Put the chassis back into the cabinet, secured it, powered back up to give a listen. Reverb leakage gone. Yes, I could have just tightened up the hardware upon finding it, and shorten the overall task, but what's the fun in that. With 38 relatively new Fender Twins and Deluxe Reverbs in our rental inventory at the moment (not counting the rest that have more age on them), it's things like this, along with the turn-on thumps that now have a viable reduction fix that can keep me working thru the lean times at the end of the year.
So, I verified the condition. It was HF leakage, mostly. So, the chassis had to come out of the cabinet. Risky with current builds due to the poor adhesion of the cabinet roof foil, which the front lip of the chassis does such a great job of grabbing and peeling it back, rolling it up to halt extraction. I always slid in a thin metal plate from back to front with light shining thru the small gap so I can see what danger is lurking from the roof foil.
Got the chassis out, set it into the service cradle, and did an initial inspection, before proceeding to remove the control PCB assy. All looked in order. Removed the set-screw knobs, and proceeded to undo the 11mm hex nuts holding all the pots to the chassis. None were tight. Hmmmm........ Still, moved forward and removed the board, then removed the Reverb pot to look closer. I could have just checked the DCR of the end-resistance while it was soldered into the board, but, it's on the clock, so out it came. 0.71ohms end resistance with the pot racked fully CCW. Typical for mass-production pots like this. But still, I removed the cover, so I could make an attempt to lower it (maybe), with a hit on the swage detail of the pot terminals that mate with the wafer contact ends (done with centerpunch in a vise, and a drive pin on the terminal, quick soft blow of a small hammer, not enough to crack the material). Applied a touch of Caig DeOxit before putting the cover back on. End resistance still 0.71 ohms, which didn't surprise me.

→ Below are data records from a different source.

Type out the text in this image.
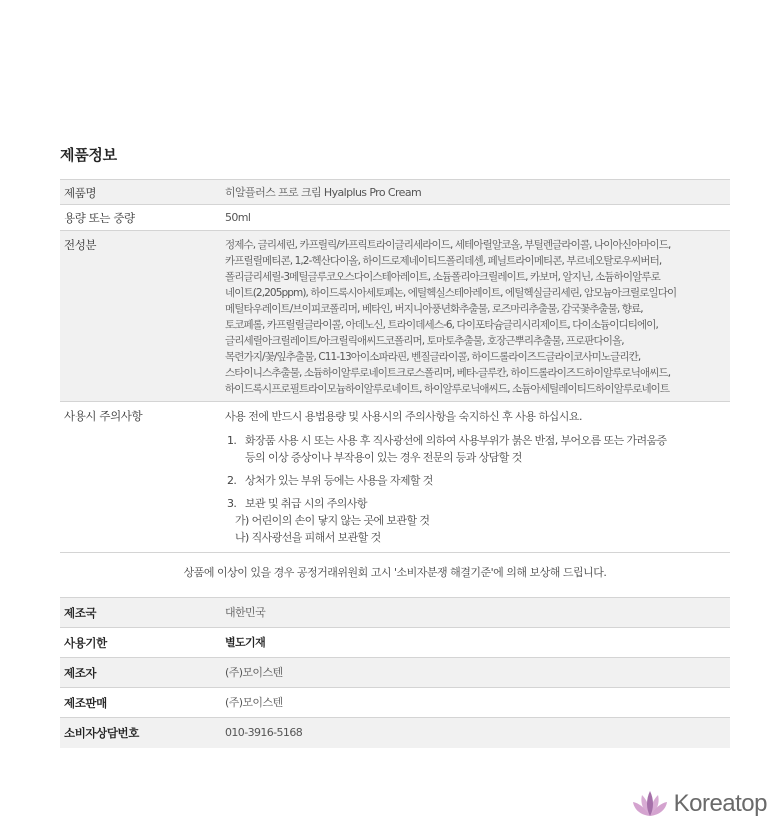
제품정보
제품명	히알플러스 프로 크림 Hyalplus Pro Cream
용량 또는 중량	50ml
전성분	정제수, 글리세린, 카프릴릭/카프릭트라이글리세라이드, 세테아릴알코올, 부틸렌글라이콜, 나이아신아마이드,
카프릴릴메티콘, 1,2-헥산다이올, 하이드로제네이티드폴리데센, 페닐트라이메티콘, 부르네오탈로우씨버터,
폴리글리세릴-3메틸글루코오스다이스테아레이트, 소듐폴리아크릴레이트, 카보머, 알지닌, 소듐하이알루로
네이트(2,205ppm), 하이드록시아세토페논, 에틸헥실스테아레이트, 에틸헥실글리세린, 암모늄아크릴로일다이
메틸타우레이트/브이피코폴리머, 베타인, 버지니아풍년화추출물, 로즈마리추출물, 감국꽃추출물, 향료,
토코페롤, 카프릴릴글라이콜, 아데노신, 트라이데세스-6, 다이포타슘글리시리제이트, 다이소듐이디티에이,
글리세릴아크릴레이트/아크릴릭애씨드코폴리머, 토마토추출물, 호장근뿌리추출물, 프로판다이올,
목련가지/꽃/잎추출물, C11-13아이소파라핀, 벤질글라이콜, 하이드롤라이즈드글라이코사미노글리칸,
스타이니스추출물, 소듐하이알루로네이트크로스폴리머, 베타-글루칸, 하이드롤라이즈드하이알루로닉애씨드,
하이드록시프로필트라이모늄하이알루로네이트, 하이알루로닉애씨드, 소듐아세틸레이티드하이알루로네이트
사용시 주의사항	사용 전에 반드시 용법용량 및 사용시의 주의사항을 숙지하신 후 사용 하십시요.
1. 화장품 사용 시 또는 사용 후 직사광선에 의하여 사용부위가 붉은 반점, 부어오름 또는 가려움증
등의 이상 증상이나 부작용이 있는 경우 전문의 등과 상담할 것
2. 상처가 있는 부위 등에는 사용을 자제할 것
3. 보관 및 취급 시의 주의사항
가) 어린이의 손이 닿지 않는 곳에 보관할 것
나) 직사광선을 피해서 보관할 것
상품에 이상이 있을 경우 공정거래위원회 고시 '소비자분쟁 해결기준'에 의해 보상해 드립니다.
제조국	대한민국
사용기한	별도기재
제조자	(주)모이스텐
제조판매	(주)모이스텐
소비자상담번호	010-3916-5168
Koreatop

Put the pot back onto the PCB, soldered it into place, cleaned up the flux. Then, looked at the foil pattern for the pot. The top of the pot and wiper traces run next to each other all the way down to the 3rd ribbon cable connector. The bottom of the pot ran next to the wiper, but stopped at the back end of the support bracket tab, and joined the Bass pot's support tab with a jumper. OK, it's as I suspected. The pot is getting grounded to the chassis by the mechanical force of the mounting hardware. Leave the mounting hardware loose, you get random results that keep us repairing gear working. Put the PCB back into the chassis, fumbled with the Bright Switches as usual, then after installing all the washers and mtg nuts, firmly tightened them all down.

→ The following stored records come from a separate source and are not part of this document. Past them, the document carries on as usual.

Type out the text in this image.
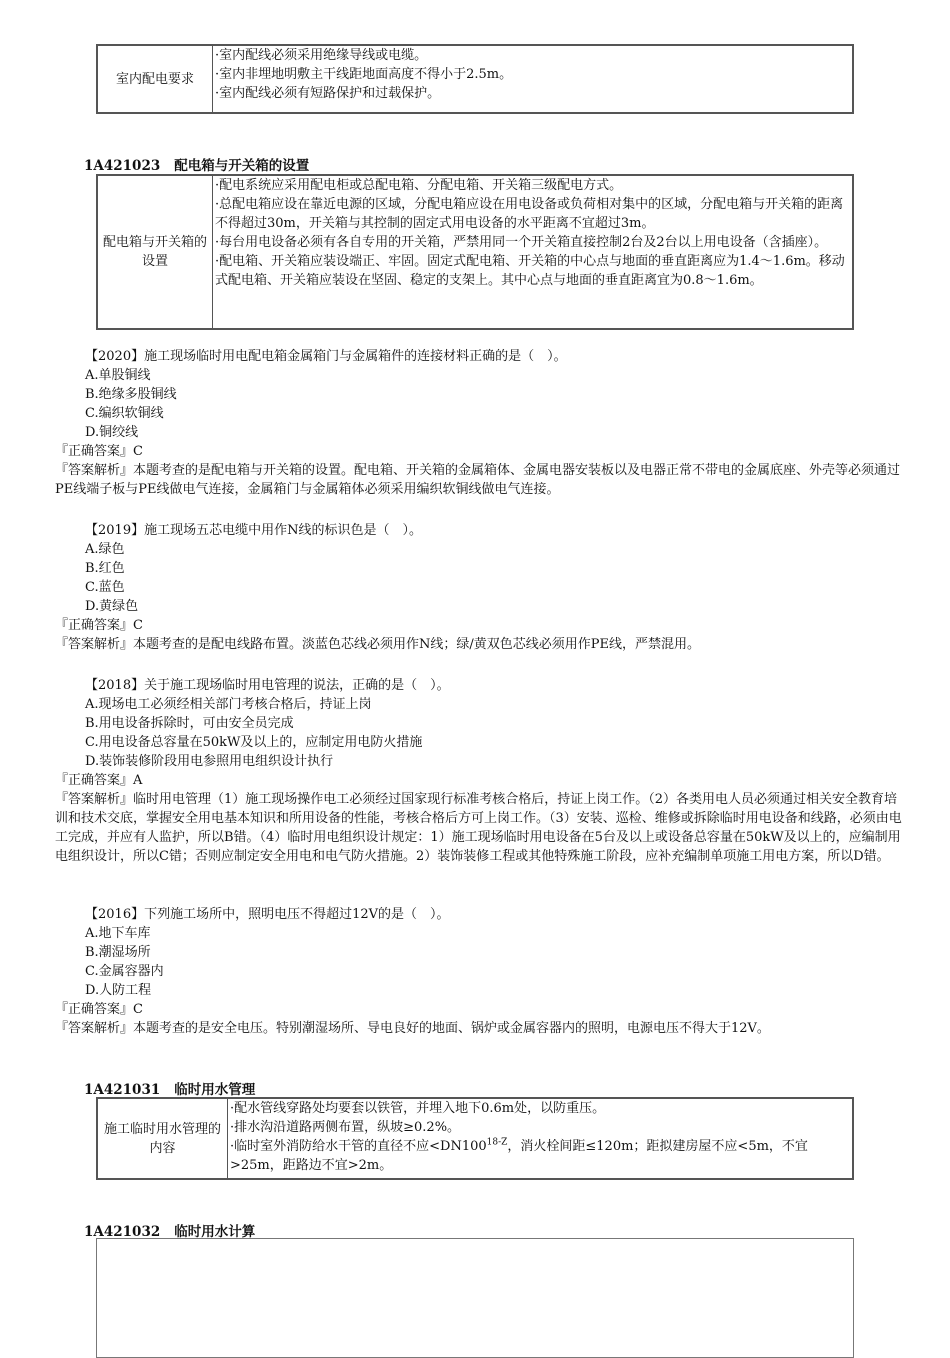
室内配电要求
·室内配线必须采用绝缘导线或电缆。
·室内非埋地明敷主干线距地面高度不得小于2.5m。
·室内配线必须有短路保护和过载保护。
1A421023 配电箱与开关箱的设置
配电箱与开关箱的设置
·配电系统应采用配电柜或总配电箱、分配电箱、开关箱三级配电方式。
·总配电箱应设在靠近电源的区域，分配电箱应设在用电设备或负荷相对集中的区域，分配电箱与开关箱的距离不得超过30m，开关箱与其控制的固定式用电设备的水平距离不宜超过3m。
·每台用电设备必须有各自专用的开关箱，严禁用同一个开关箱直接控制2台及2台以上用电设备（含插座）。
·配电箱、开关箱应装设端正、牢固。固定式配电箱、开关箱的中心点与地面的垂直距离应为1.4～1.6m。移动式配电箱、开关箱应装设在坚固、稳定的支架上。其中心点与地面的垂直距离宜为0.8～1.6m。
【2020】施工现场临时用电配电箱金属箱门与金属箱件的连接材料正确的是（　）。
A.单股铜线
B.绝缘多股铜线
C.编织软铜线
D.铜绞线
『正确答案』C
『答案解析』本题考查的是配电箱与开关箱的设置。配电箱、开关箱的金属箱体、金属电器安装板以及电器正常不带电的金属底座、外壳等必须通过PE线端子板与PE线做电气连接，金属箱门与金属箱体必须采用编织软铜线做电气连接。
【2019】施工现场五芯电缆中用作N线的标识色是（　）。
A.绿色
B.红色
C.蓝色
D.黄绿色
『正确答案』C
『答案解析』本题考查的是配电线路布置。淡蓝色芯线必须用作N线；绿/黄双色芯线必须用作PE线，严禁混用。
【2018】关于施工现场临时用电管理的说法，正确的是（　）。
A.现场电工必须经相关部门考核合格后，持证上岗
B.用电设备拆除时，可由安全员完成
C.用电设备总容量在50kW及以上的，应制定用电防火措施
D.装饰装修阶段用电参照用电组织设计执行
『正确答案』A
『答案解析』临时用电管理（1）施工现场操作电工必须经过国家现行标准考核合格后，持证上岗工作。（2）各类用电人员必须通过相关安全教育培训和技术交底，掌握安全用电基本知识和所用设备的性能，考核合格后方可上岗工作。（3）安装、巡检、维修或拆除临时用电设备和线路，必须由电工完成，并应有人监护，所以B错。（4）临时用电组织设计规定：1）施工现场临时用电设备在5台及以上或设备总容量在50kW及以上的，应编制用电组织设计，所以C错；否则应制定安全用电和电气防火措施。2）装饰装修工程或其他特殊施工阶段，应补充编制单项施工用电方案，所以D错。
【2016】下列施工场所中，照明电压不得超过12V的是（　）。
A.地下车库
B.潮湿场所
C.金属容器内
D.人防工程
『正确答案』C
『答案解析』本题考查的是安全电压。特别潮湿场所、导电良好的地面、锅炉或金属容器内的照明，电源电压不得大于12V。
1A421031 临时用水管理
施工临时用水管理的内容
·配水管线穿路处均要套以铁管，并埋入地下0.6m处，以防重压。
·排水沟沿道路两侧布置，纵坡≥0.2%。
·临时室外消防给水干管的直径不应$<DN100^{18-Z}$，消火栓间距≤120m；距拟建房屋不应<5m，不宜>25m，距路边不宜>2m。
1A421032 临时用水计算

Put the chassis back into the cabinet, secured it, powered back up to give a listen. Reverb leakage gone. Yes, I could have just tightened up the hardware upon finding it, and shorten the overall task, but what's the fun in that. With 38 relatively new Fender Twins and Deluxe Reverbs in our rental inventory at the moment (not counting the rest that have more age on them), it's things like this, along with the turn-on thumps that now have a viable reduction fix that can keep me working thru the lean times at the end of the year.